Le ministre de l'agriculture et ses services, avec lesquels nous sommes en contact étroit, sont eux-mêmes un peu désabusés. L'Administration a anticipé ou a pris des décisions qui ont été beaucoup trop importantes, excessives, et qui ne laissaient pas le temps à la génétique, notamment, à la sélection variétale, de mettre au point des solutions. Le ministre Marc Fesneau a été sensibilisé. Nous l'avons rencontré à plusieurs reprises. Nous avons également rencontré le secrétaire général à la planification écologique, M. Peillon, afin de lui expliquer que pour atteindre ces objectifs de quantité alimentaire de biomasse, de réponse à des clients en France et à l'international, de transition agricole écologique, il fallait un délai plus long et qu'il importait de ne pas nous demander tout et son contraire dans la même semaine.

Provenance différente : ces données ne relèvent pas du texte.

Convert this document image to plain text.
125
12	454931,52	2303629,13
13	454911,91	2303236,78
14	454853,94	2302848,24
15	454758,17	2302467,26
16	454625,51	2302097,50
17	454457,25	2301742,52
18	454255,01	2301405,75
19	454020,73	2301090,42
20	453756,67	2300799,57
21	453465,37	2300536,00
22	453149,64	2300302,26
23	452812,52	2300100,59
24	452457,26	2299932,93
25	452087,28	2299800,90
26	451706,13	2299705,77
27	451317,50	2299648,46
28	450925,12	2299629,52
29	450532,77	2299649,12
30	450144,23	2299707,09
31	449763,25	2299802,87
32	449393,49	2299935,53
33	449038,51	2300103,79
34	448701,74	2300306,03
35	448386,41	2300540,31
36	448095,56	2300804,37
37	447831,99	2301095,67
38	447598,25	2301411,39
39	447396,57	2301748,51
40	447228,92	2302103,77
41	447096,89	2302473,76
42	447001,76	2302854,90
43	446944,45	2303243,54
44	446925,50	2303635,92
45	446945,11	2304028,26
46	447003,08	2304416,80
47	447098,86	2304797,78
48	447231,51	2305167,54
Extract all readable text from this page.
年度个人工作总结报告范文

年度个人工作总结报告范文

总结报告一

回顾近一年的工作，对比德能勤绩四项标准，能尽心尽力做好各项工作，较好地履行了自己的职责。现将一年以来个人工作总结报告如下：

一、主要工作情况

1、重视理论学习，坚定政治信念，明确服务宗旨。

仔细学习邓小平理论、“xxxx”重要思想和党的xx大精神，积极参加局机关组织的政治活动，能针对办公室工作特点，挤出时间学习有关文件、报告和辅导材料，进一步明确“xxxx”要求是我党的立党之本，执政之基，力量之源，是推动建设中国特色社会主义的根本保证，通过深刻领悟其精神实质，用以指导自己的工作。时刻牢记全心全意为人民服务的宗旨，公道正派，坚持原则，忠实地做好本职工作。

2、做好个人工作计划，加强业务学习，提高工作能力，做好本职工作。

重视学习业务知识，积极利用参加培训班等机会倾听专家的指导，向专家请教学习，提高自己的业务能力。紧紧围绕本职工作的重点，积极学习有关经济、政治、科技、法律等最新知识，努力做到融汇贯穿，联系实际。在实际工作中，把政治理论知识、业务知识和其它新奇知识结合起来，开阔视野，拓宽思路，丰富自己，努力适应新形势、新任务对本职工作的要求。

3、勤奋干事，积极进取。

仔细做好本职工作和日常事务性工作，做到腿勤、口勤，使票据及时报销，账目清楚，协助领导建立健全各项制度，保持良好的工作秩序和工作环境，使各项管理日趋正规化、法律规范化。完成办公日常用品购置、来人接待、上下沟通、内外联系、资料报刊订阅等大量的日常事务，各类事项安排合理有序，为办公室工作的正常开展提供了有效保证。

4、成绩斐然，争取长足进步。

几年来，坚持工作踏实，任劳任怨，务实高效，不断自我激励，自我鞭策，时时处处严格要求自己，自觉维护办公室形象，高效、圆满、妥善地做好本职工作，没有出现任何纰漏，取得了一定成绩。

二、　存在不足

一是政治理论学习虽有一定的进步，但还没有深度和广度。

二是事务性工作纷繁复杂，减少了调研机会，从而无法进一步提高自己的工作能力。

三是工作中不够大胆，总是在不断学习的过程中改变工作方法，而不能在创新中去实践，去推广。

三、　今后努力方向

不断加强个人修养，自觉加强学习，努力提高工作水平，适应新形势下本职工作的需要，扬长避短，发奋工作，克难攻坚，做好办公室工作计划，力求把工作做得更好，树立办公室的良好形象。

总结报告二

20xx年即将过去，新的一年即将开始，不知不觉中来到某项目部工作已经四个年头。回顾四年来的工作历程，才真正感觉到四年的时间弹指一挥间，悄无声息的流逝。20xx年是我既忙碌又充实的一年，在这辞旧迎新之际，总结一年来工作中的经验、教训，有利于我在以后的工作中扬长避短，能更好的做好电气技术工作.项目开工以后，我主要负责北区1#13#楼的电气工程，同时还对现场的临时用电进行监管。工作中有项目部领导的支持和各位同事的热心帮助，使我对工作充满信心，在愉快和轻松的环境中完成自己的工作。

Les élus et le Gouvernement étaient totalement alignés avec notre point de vue parce qu'il relevait du bon sens. Nous ne faisons aucun procès d'intention, mais force est de constater que, parfois, la grande Administration s'emballe un peu sur des décisions qui freinent l'économie et qui ne permettent pas d'avoir le temps de travailler ces fameuses solutions.
Telles sont les raisons pour lesquelles nous avons parlé d'injonctions contradictoires : celles-ci ne rendent service ni aux agriculteurs ni aux filières agricoles et agroalimentaires.